Remove row of numpy array based on values from two columns

Question

I have a numpy array with four columns and many rows:

``````>>> dat
array([['4/5/2004', '17', 0.0, 0.0],
['4/5/2004', '7', 0.0, 0.0],
['4/5/2004', '19:48:20', 58.432488, -135.9202205],
['4/5/2004', '19:48:32', 58.432524300000004, 0.0],
['4/5/2004', '19:48:36', 58.4325365, -150.9202813]], dtype=object)
``````

I would like to remove all rows where the value in columns 3 or 4 equal 0 so the result would be:

``````   ([['4/5/2004', '19:48:20', 58.432488, -135.9202205],
['4/5/2004', '19:48:36', 58.4325365, -150.9202813]])
``````

I can do this one column at a time with:

``````a = dat[~(dat[:,2]==0), :]
``````

Which returns rows where value in column 3 does not equal 0. I could do this iteratively for multiple columns, but it would be convenient to do it all in one command.

I thought something like the following two examples would work (but they do not):

``````a = dat[~(dat[:,2]==0), :] or dat[~(dat[:,3]==0), :]
a = dat[~(dat[:,2&3]==0), :]
``````

Hopefully there's some simple syntax I'm missing and can't find in the numpy help.

Show source

Answers to Remove row of numpy array based on values from two columns ( 3 )

1. What about using `&`:

``````>>> dat[(dat[:,2] != 0) & (dat[:,3] != 0), :]
array([['4/5/2004', '19:48:20', 58.432488, -135.9202205],
['4/5/2004', '19:48:36', 58.4325365, -150.9202813]], dtype=object)
``````

which yields the element-wise "and".

I've changed it for `!= 0` thus the `&` which avoids the additional inversions with `~`.

2. Assuming the data array is `2D`, we could slice and look for the valid ones -

``````dat[~(dat[:,2:4]==0).any(1)]
``````

Alternatively, we can use `np.all` on the `!=0` ones -

``````dat[(dat[:,2:4]!=0).all(1)]
``````

When the columns of interest are not contiguous ones, we need to slice them using those column IDs and use the same technique. So, let's say the column IDs to be examined are stored in an array or list named `colID`, then we would have the approaches modified, like so -

``````dat[~(dat[:,colID]==0).any(1)]
dat[(dat[:,colID]!=0).all(1)]
``````

Thus, for the stated case of columns 3 and 4, we would have : `colID = [2,3]`.

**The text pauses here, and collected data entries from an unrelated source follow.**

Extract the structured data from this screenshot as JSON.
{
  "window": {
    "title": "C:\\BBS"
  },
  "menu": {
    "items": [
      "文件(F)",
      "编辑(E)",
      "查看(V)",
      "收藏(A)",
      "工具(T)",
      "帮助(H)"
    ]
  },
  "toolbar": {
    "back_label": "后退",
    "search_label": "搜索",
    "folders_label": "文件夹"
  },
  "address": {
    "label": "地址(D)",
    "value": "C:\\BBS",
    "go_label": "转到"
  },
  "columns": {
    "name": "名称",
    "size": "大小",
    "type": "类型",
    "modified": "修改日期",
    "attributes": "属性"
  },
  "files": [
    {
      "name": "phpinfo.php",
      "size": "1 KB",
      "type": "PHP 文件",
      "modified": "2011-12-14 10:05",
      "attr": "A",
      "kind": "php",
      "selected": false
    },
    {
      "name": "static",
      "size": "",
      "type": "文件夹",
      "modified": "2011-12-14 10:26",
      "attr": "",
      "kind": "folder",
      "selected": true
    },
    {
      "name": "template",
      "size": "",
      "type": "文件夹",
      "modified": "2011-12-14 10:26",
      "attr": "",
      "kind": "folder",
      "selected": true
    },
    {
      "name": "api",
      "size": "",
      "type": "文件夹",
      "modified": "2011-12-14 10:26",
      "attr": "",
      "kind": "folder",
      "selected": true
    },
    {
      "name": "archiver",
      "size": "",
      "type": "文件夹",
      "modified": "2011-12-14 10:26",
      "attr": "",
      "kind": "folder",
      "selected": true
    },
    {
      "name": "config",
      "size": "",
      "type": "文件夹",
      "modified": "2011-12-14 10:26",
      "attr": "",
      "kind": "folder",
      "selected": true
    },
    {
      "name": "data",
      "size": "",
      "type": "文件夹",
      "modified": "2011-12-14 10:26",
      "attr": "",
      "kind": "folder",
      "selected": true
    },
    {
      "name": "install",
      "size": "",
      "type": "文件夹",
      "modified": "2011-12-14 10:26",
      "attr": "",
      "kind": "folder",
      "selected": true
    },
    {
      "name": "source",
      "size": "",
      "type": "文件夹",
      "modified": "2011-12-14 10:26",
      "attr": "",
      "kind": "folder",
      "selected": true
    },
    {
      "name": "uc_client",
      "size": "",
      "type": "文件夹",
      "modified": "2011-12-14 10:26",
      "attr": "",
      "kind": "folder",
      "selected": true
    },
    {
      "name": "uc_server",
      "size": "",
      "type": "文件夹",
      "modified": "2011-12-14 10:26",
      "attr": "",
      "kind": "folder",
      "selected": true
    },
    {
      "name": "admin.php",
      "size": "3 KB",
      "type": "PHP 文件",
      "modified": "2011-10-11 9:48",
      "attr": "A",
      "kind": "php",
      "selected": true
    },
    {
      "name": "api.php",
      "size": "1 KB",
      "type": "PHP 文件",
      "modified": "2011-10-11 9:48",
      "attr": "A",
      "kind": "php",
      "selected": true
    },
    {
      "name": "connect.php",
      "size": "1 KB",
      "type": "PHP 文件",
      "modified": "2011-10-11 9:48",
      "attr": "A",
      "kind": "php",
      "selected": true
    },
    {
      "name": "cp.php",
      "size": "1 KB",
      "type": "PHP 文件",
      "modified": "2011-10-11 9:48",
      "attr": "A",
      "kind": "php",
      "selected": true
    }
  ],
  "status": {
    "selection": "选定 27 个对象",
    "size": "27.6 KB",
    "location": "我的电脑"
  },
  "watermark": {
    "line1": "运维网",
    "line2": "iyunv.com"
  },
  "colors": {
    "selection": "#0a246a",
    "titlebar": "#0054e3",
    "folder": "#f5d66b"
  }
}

3. You got the idea of using `or` conceptually correct. The main difference is that you want to do logical or (`|`) or logical and (`&`) (just like you are using logical not (`~`)).

This works because an operation like `dat[:,3] == 0` creates an array or booleans of the same size as a column of `dat`. When this array is used as an index, `numpy` interprets it as a mask. Splitting off the mask array to highlight this concept:

``````mask = (dat[:, 2] != 0) & (dat[:, 3] != 0)
``````mask = np.logical_and.reduce(dat[:, 2:] != 0, axis=1)
`np.logical_and.reduce` shrinks the input array across the columns (`axis=1`) by applying `np.logical_and` (which is the function that processes the `&` operator) to the rows, so you get a True where all the elements of the selected portion of each row are True.